Thursday, March 11, 2010

Confessions of a Naughty Mommy: How I Found My Lost Libido

January 1, 2010 by admin  
Filed under Resource

Comments

5 Responses to “Confessions of a Naughty Mommy: How I Found My Lost Libido”
  1. Raykeil is a fabulous writer and I enjoyed reading most of the book – right up to the part that she decides to “find” her lost libido. I could have told here where it was hiding…right under her baby that she decided to take to bed with her every night. She may not realize it, but the “cure” for her libido was her baby getting older than 2 and becoming more independent. No baby in bed, no baby at the breast (ok, any breastfeeding after 1 year old is just asking for issues from both mom and kid), no kidding you can start feeling like a separate person again. As a mom of two who really has been searching for her libido – not just myself – all I have to say to Raykeil about her discovery of her “lost” naughty self is…duh. I wish the millions of moms out there who feel sexy, love their husbands, want to desire to have sex and DONT sleep with their kids, but still can’t muster a sexual feeling found it as easy.
    Rating: 4 / 5

  2. M. Grabulosa says:

    This book is very witty. I very much liked the writing style. It’s perfect for long winter nights… It will probably be more popular with women than with men.
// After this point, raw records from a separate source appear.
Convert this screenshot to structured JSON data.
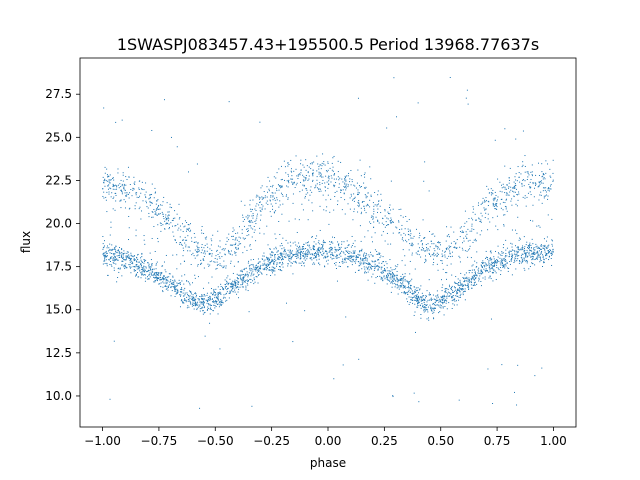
{
  "chart_data": {
    "type": "scatter",
    "title": "1SWASPJ083457.43+195500.5 Period 13968.77637s",
    "xlabel": "phase",
    "ylabel": "flux",
    "xlim": [
      -1.1,
      1.1
    ],
    "ylim": [
      8.2,
      29.6
    ],
    "xticks": [
      -1.0,
      -0.75,
      -0.5,
      -0.25,
      0.0,
      0.25,
      0.5,
      0.75,
      1.0
    ],
    "xtick_labels": [
      "−1.00",
      "−0.75",
      "−0.50",
      "−0.25",
      "0.00",
      "0.25",
      "0.50",
      "0.75",
      "1.00"
    ],
    "yticks": [
      10.0,
      12.5,
      15.0,
      17.5,
      20.0,
      22.5,
      25.0,
      27.5
    ],
    "ytick_labels": [
      "10.0",
      "12.5",
      "15.0",
      "17.5",
      "20.0",
      "22.5",
      "25.0",
      "27.5"
    ],
    "grid": false,
    "point_color": "#1f77b4",
    "series": [
      {
        "description_of_shape": "main branch",
        "phase": [
          -1.0,
          -0.9,
          -0.8,
          -0.7,
          -0.6,
          -0.55,
          -0.5,
          -0.4,
          -0.3,
          -0.2,
          -0.1,
          0.0,
          0.1,
          0.2,
          0.3,
          0.4,
          0.45,
          0.5,
          0.6,
          0.7,
          0.8,
          0.9,
          1.0
        ],
        "flux": [
          18.3,
          17.9,
          17.3,
          16.5,
          15.6,
          15.3,
          15.5,
          16.5,
          17.5,
          18.0,
          18.3,
          18.4,
          18.1,
          17.6,
          16.9,
          15.6,
          15.2,
          15.4,
          16.4,
          17.4,
          18.0,
          18.3,
          18.3
        ]
      },
      {
        "description_of_shape": "upper branch",
        "phase": [
          -1.0,
          -0.9,
          -0.8,
          -0.7,
          -0.6,
          -0.5,
          -0.4,
          -0.3,
          -0.2,
          -0.1,
          0.0,
          0.1,
          0.2,
          0.3,
          0.4,
          0.5,
          0.6,
          0.7,
          0.8,
          0.9,
          1.0
        ],
        "flux": [
          22.3,
          22.0,
          21.4,
          20.2,
          18.8,
          18.0,
          19.0,
          21.0,
          22.2,
          22.6,
          22.7,
          22.0,
          21.0,
          20.0,
          18.8,
          18.2,
          19.2,
          21.0,
          22.0,
          22.5,
          22.4
        ]
      }
    ]
  }
}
Well priced.

    My other suggestions for winter nights include:

    Sexy Mamas: Keeping Your Sex Life Alive While Raising Kids

    Great Sex for Moms: Ten Steps to Nurturing Passion While Raising Kids

    The Complete Idiot’s Guide to Amazing Sex, Third Edition

    Rating: 5 / 5

  3. L. Winn says:

    I hope I get that libido back and keep it long long time. lol
    Rating: 5 / 5

  4. H. Gertzki says:

    It was honest, blunt and to the point. It shed light on alot of things that “housewives” feel. I like that in this modern day “sex” book, it focused on how honest we should be with our feelings. And it also showed that even if we are not “feeling” sexy or great about ourselves, it’s still important to try to see our partners point of view. Be honest, but not selfish. Be true to yourself, understanding that your partners feelings are important in that relationship. Also I liked that she spoke of the phases that we have in our lives, that the “mommy – prudish” stage, is only that…. a stage and that after the children get older, we can get the romance back into our relationship.
    Rating: 4 / 5

  5. Cecilia says:

    I loved this book! A person really can relate to the character in the book. Many of us just get so overwhelmed with the demands of parenthood that it is impressive how many families actually go on to have more than one child! The book does not offer a clear solution, but it is rather a diary of one woman’s journey to revive her sexy self. It ends a bit unresolved, but leaves plenty of possibilities for one’s own resolutions.